"Washington’un Papa’sı mı? Papa 1. Francis Kimdir?"

"Washington’un Papa’sı mı? Papa 1. Francis Kimdir?"
Prof. Chossudovky'den, yeni papanın ABD'nin gözdesi olduğunu ve geçmişte cuntacılara verdiği desteği gösteren önemli bir analiz...

“Washington'un Papa'sı” mı? Papa 1. Francis Kimdir? Kardinal Jorge Mario Bergoglio ve Arjantin'in “Kirli Savaş”ı
 

Prof. Michel Chossudovsky
 

Global Research
 

Vatikan Meclisi, Kardinal Jorge Mario Bergoglio'yu Papa 1. Francis olarak seçti.
 

Jorge Mario Bergoglio kimdir?
 

1973'te, Cizvit teşkilatının Arjantin “Yöneticisi” olarak atandı.
 

Bergoglio bu sıfatla, General Jorge Videla'nın başında odluğu askeri diktatörlük döneminde (1976-1983) Arjantin'deki en yetkili Cizvit konumundaydı.

Daha sonra Buenos Aires piskoposu ve başpiskoposu oldu. Papa 2. John Paul onu 2001 yılında kardinalliğe yükseltti.
 

1983'te askeri cunta sona erdiği zaman, beklendiği üzere başkan seçilen Raúl Alfonsín,  “Kirli Savaş”ın  (La Guerra Sucia) altında yatan suçlarla ilgili bir Hakikat Komisyonu kurdu.
 

Askeri cunta, Washington tarafından örtülü olarak desteklendi.
 

ABD Dışişleri Bakanı Henry Kissinger, 1976 askeri darbesinde perde arkasından rol oynadı.

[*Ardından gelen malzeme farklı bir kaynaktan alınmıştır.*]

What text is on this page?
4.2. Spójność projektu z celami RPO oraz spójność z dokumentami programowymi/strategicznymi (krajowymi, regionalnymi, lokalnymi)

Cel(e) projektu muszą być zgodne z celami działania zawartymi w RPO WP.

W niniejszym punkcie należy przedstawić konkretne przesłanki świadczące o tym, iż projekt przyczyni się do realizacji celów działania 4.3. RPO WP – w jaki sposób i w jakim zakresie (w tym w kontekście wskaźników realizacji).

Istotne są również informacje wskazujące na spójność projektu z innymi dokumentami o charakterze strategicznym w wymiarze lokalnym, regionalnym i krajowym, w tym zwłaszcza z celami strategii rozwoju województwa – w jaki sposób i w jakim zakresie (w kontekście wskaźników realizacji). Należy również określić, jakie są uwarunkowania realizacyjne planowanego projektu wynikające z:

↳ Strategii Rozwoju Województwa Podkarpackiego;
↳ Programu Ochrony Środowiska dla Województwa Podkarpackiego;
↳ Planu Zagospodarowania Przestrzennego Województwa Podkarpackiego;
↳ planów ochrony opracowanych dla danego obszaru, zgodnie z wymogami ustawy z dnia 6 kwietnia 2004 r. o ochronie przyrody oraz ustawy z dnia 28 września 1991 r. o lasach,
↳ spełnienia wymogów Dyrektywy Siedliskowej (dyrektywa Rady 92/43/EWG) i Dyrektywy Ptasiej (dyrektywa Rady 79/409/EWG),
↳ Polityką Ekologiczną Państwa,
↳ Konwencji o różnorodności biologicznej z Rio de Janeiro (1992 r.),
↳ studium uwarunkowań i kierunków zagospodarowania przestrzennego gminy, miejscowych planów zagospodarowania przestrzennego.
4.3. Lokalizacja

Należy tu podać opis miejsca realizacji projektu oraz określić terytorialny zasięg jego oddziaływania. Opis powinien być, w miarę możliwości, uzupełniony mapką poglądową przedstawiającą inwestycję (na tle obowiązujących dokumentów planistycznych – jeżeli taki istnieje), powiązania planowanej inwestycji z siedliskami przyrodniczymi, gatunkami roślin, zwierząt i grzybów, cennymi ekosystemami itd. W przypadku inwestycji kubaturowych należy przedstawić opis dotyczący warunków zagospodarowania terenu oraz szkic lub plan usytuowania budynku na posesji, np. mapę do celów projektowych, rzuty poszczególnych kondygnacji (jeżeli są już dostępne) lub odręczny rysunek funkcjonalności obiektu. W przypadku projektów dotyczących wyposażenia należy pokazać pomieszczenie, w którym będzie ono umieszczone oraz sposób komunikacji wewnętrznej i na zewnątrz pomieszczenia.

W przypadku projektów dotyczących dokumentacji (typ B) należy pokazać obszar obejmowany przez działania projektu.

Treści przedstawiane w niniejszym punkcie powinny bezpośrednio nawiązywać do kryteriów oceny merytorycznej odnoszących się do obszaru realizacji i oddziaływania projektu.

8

Kissinger'ın Latin Amerika'daki en üst düzey temsilcisi olan William Rogers, darbeden iki gün sonra “Arjantin'de adil düzeyde baskı, belki de iyi bir kan pazarlığı beklemeliyiz” dedi. (Ulusal Güvenlik Arşivi, 23 Mart 2006)


“Akbaba Operasyonu”


İronik bir şekilde, 5 Mart 2013'te, Kardinal Bergoglio'nun Papa seçilmesinden bir hafta önce Buenos Aires'te önemli bir dava süreci başladı.  Buenos Aires'te süregiden davanın amacı, “1970'ler ve 1980'ler sırasında ABD destekli çok sayıda Latin Amerika diktatörlüğünün bu rejimlerin on binlerce muhalifini yakalamak, işkence etmek ve öldürmek için koordine bir şekilde yürüttüğü Akbaba Operasyonu altında gerçekleştirilen tüm suçları incelemek.”
 

Bu konuda daha fazla ayrıntı için, Carlos Osorio ve Peter Kornbluh tarafından 10 Mart 2013'te yayınlanan Akbaba Operasyonu: Latin Amerika'daki Teslim Alma ve Katletme Programı Hakkında Dava isimli yazıya bakılabilir.  

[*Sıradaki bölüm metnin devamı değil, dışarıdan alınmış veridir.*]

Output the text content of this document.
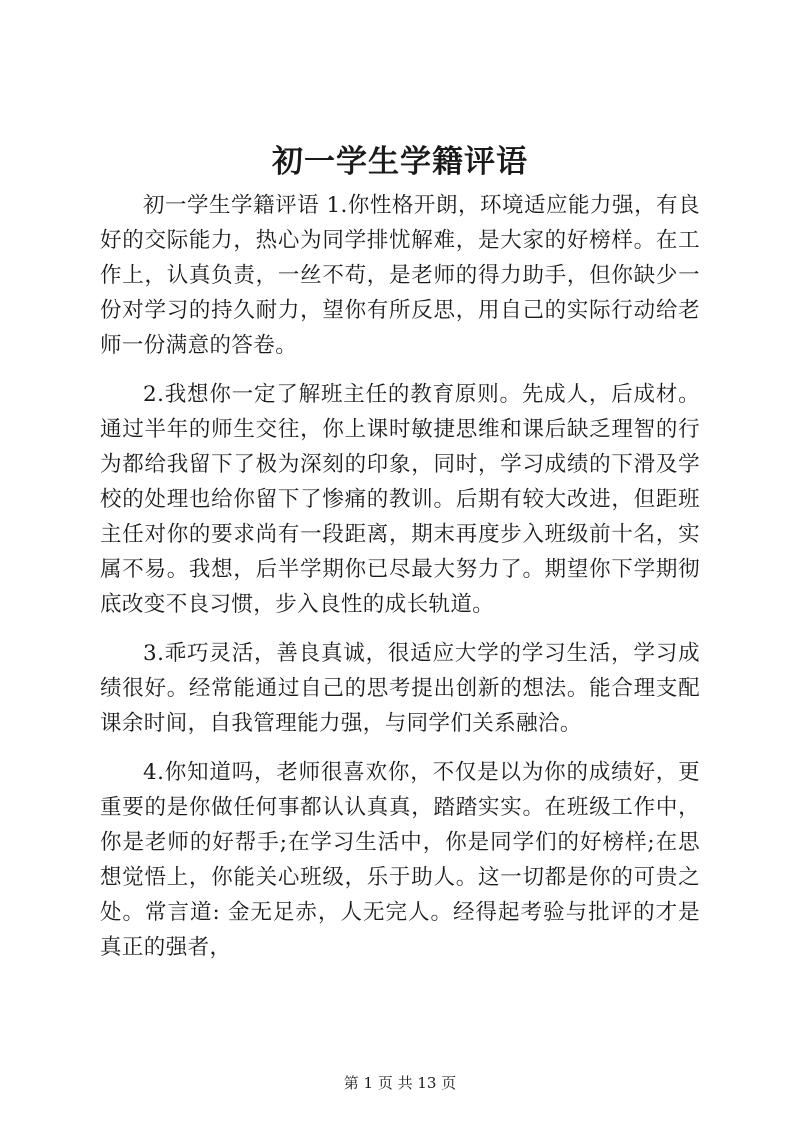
初一学生学籍评语

初一学生学籍评语 1.你性格开朗，环境适应能力强，有良好的交际能力，热心为同学排忧解难，是大家的好榜样。在工作上，认真负责，一丝不苟，是老师的得力助手，但你缺少一份对学习的持久耐力，望你有所反思，用自己的实际行动给老师一份满意的答卷。

2.我想你一定了解班主任的教育原则。先成人，后成材。通过半年的师生交往，你上课时敏捷思维和课后缺乏理智的行为都给我留下了极为深刻的印象，同时，学习成绩的下滑及学校的处理也给你留下了惨痛的教训。后期有较大改进，但距班主任对你的要求尚有一段距离，期末再度步入班级前十名，实属不易。我想，后半学期你已尽最大努力了。期望你下学期彻底改变不良习惯，步入良性的成长轨道。

3.乖巧灵活，善良真诚，很适应大学的学习生活，学习成绩很好。经常能通过自己的思考提出创新的想法。能合理支配课余时间，自我管理能力强，与同学们关系融洽。

4.你知道吗，老师很喜欢你，不仅是以为你的成绩好，更重要的是你做任何事都认认真真，踏踏实实。在班级工作中，你是老师的好帮手;在学习生活中，你是同学们的好榜样;在思想觉悟上，你能关心班级，乐于助人。这一切都是你的可贵之处。常言道: 金无足赤，人无完人。经得起考验与批评的才是真正的强者，

第 1 页 共 13 页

General Jorge Videla'nın başında olduğu askeri cunta, Isabel Peron hükümetini deviren CIA destekli 24 Mart 1976 darbesinden sonra askeri yönetime karşı çıkan rahip ve rahibelerin de olduğu kişilere yönelik sayısız cinayetten sorumluydu:

 

“Videla, ‘kayıplar', işkence, cinayet ve kaçırmalar da dâhil olmak üzere insan haklarına aykırı suçlardan hüküm giyen generaller arasındaydı. 1985 yılında Videla,  Magdalena hapishanesinde müebbet hapse mahkum edildi”

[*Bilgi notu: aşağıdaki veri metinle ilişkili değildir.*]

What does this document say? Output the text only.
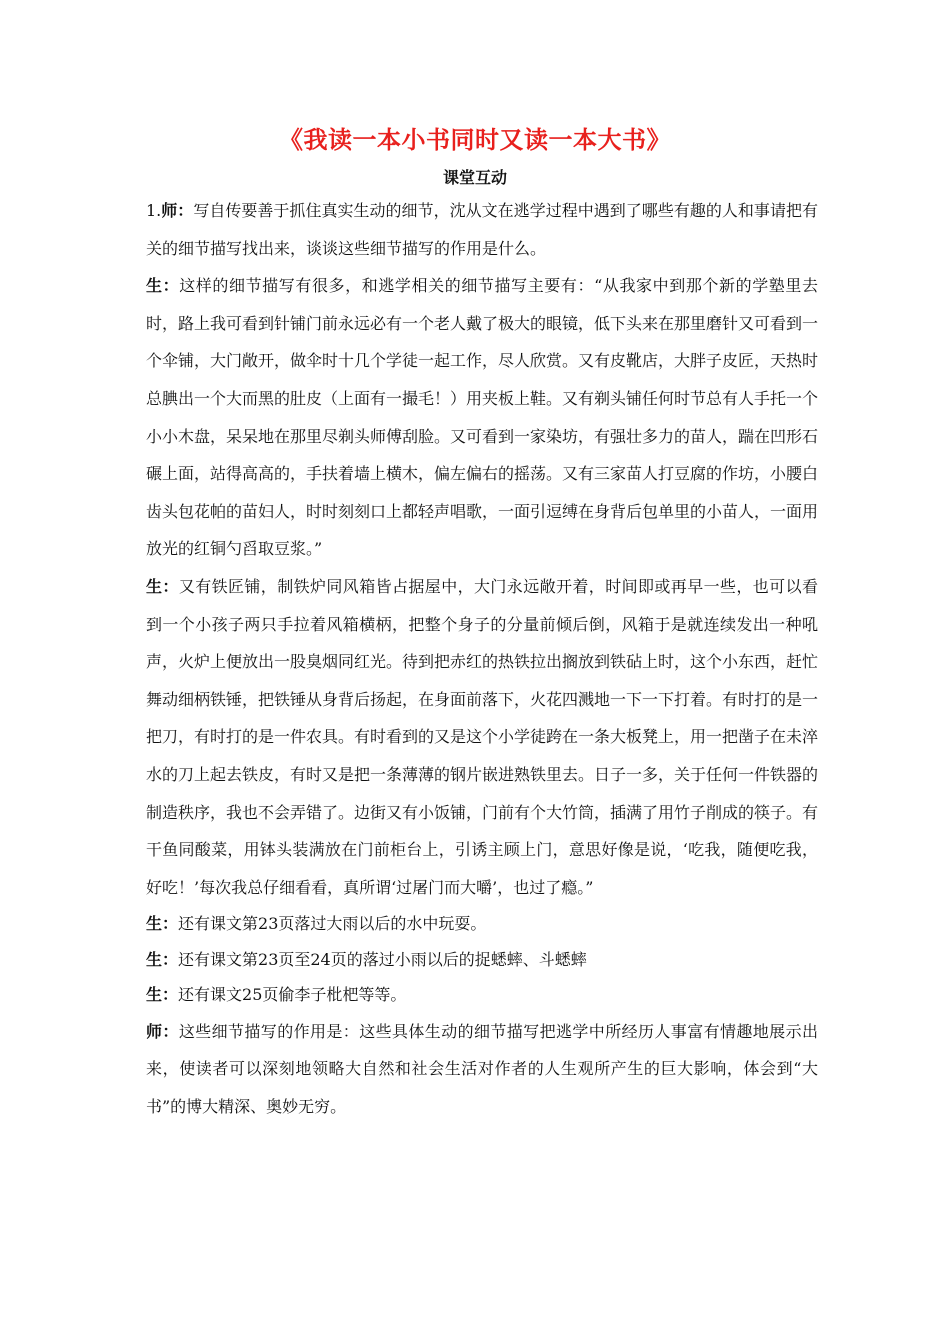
《我读一本小书同时又读一本大书》
课堂互动

1.师：写自传要善于抓住真实生动的细节，沈从文在逃学过程中遇到了哪些有趣的人和事请把有关的细节描写找出来，谈谈这些细节描写的作用是什么。

生：这样的细节描写有很多，和逃学相关的细节描写主要有：“从我家中到那个新的学塾里去时，路上我可看到针铺门前永远必有一个老人戴了极大的眼镜，低下头来在那里磨针又可看到一个伞铺，大门敞开，做伞时十几个学徒一起工作，尽人欣赏。又有皮靴店，大胖子皮匠，天热时总腆出一个大而黑的肚皮（上面有一撮毛！）用夹板上鞋。又有剃头铺任何时节总有人手托一个小小木盘，呆呆地在那里尽剃头师傅刮脸。又可看到一家染坊，有强壮多力的苗人，踹在凹形石碾上面，站得高高的，手扶着墙上横木，偏左偏右的摇荡。又有三家苗人打豆腐的作坊，小腰白齿头包花帕的苗妇人，时时刻刻口上都轻声唱歌，一面引逗缚在身背后包单里的小苗人，一面用放光的红铜勺舀取豆浆。”

生：又有铁匠铺，制铁炉同风箱皆占据屋中，大门永远敞开着，时间即或再早一些，也可以看到一个小孩子两只手拉着风箱横柄，把整个身子的分量前倾后倒，风箱于是就连续发出一种吼声，火炉上便放出一股臭烟同红光。待到把赤红的热铁拉出搁放到铁砧上时，这个小东西，赶忙舞动细柄铁锤，把铁锤从身背后扬起，在身面前落下，火花四溅地一下一下打着。有时打的是一把刀，有时打的是一件农具。有时看到的又是这个小学徒跨在一条大板凳上，用一把凿子在未淬水的刀上起去铁皮，有时又是把一条薄薄的钢片嵌进熟铁里去。日子一多，关于任何一件铁器的制造秩序，我也不会弄错了。边街又有小饭铺，门前有个大竹筒，插满了用竹子削成的筷子。有干鱼同酸菜，用钵头装满放在门前柜台上，引诱主顾上门，意思好像是说，‘吃我，随便吃我，好吃！’每次我总仔细看看，真所谓‘过屠门而大嚼’，也过了瘾。”

生：还有课文第23页落过大雨以后的水中玩耍。

生：还有课文第23页至24页的落过小雨以后的捉蟋蟀、斗蟋蟀

生：还有课文25页偷李子枇杷等等。

师：这些细节描写的作用是：这些具体生动的细节描写把逃学中所经历人事富有情趣地展示出来，使读者可以深刻地领略大自然和社会生活对作者的人生观所产生的巨大影响，体会到“大书”的博大精深、奥妙无穷。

Wall Street ve Neo-liberal Ekonomik Gündem
 

Askeri cuntanın (Wall Street'in talimatlarıyla) yaptığı temel atamalardan biri, Arjantin iş çevrelerinin bir üyesi ve David Rockefeller'ın yakın arkadaşı olan Jose Alfredo Martinez de Hoz'un Ekonomi Bakanı olarak atanmasıydı. Martinez de Hoz tarafından benimsenen neo-liberal makroekonomik politikalar paketi, Şili'de 11 Eylül 1973 darbesi ve Başkan Salvador Allende'nin öldürülmesi sonrasında  “Chicago Çocukları”nın tavsiyesi üzerine Ekim 1973'te Pinochet diktatörlüğü tarafından dayatılan paketin bir kopyasıydı.

 

Bir kararnameyle ücretler hemen donduruldu. Reel alım gücü, 24 Mart 1976'yı takip eden 3 ay içinde yüzde 30'dan fazla oranda düştü. (Yazarın tahminleri, Cordoba, Arjantin, Temmuz 1976). Arjantin halkı yoksullaştı.
 

Ekonomi Bakanı Jose Alfredo Martinez de Hoz'un idaresi altında, merkez bankasının para politikası büyük ölçüde Wall Street ve IMF tarafından belirlendi. Döviz piyasasında manipülasyon yapıldı. Peso'nun kasten aşırı değerlendirilmesi, aşılamayan bir dış borca yol açtı. Bütün ulusal ekonomi iflasa saplandı.  
 

Wall Street ve Katolik Kilisesi Hiyerarşisi
 

Wall Street, “Kirli Savaş” başlatan askeri cuntanın kesin olarak arkasındaydı. Katolik Kilisesi hiyerarşisi de askeri cuntanın meşruiyetinin onaylanmasında merkezi bir rol oynadı.
 

Katolik Kilisesi'nin içindeki muhafazakâr, fakat en nüfuzlu kanat olan ve Arjantin'in ekonomik seçkinleriyle yakından ilişkili olan Cizvitler de, Peronist hareket içindeki sözde “solculara” karşı askeri cuntanın kesin olarak arkasındaydı.
 

“Kirli Savaş”: Kardinal Jorge Mario Bergoglio'ya Karşı İthamlar
 

2005 yılında insan hakları avukatı Myriam Begman, Kardinal Jorge Bergoglio'ya karşı ceza davası açtı ve onu 1976'da iki Cizvit papazının kaçırılmasında askeri cuntayla işbirliği yapmakla suçladı.
 

O dönemde Cizvit teşkilatının “Yöneticisi” olan Bergoglio, Katolik Kilisesi'nin rolü ve askeri cuntayla olan ilişkileri konusunda teşkilat içinde yaşanan bölünmelerin ardından iki “Solcu” Cizvit papazının “papazlık işini bırakmalarını” emretti (yani kovuldular).
 

Askeri diktatörlüğü kınamak (insan hakları ihlallerinden ötürü kınamak bile) Katolik Kilisesi içinde tabuydu. Kilise'nin üst kademeleri askeri cuntayı desteklerken, Kilise tabanı askeri yönetimin dayatılmasına karşıydı.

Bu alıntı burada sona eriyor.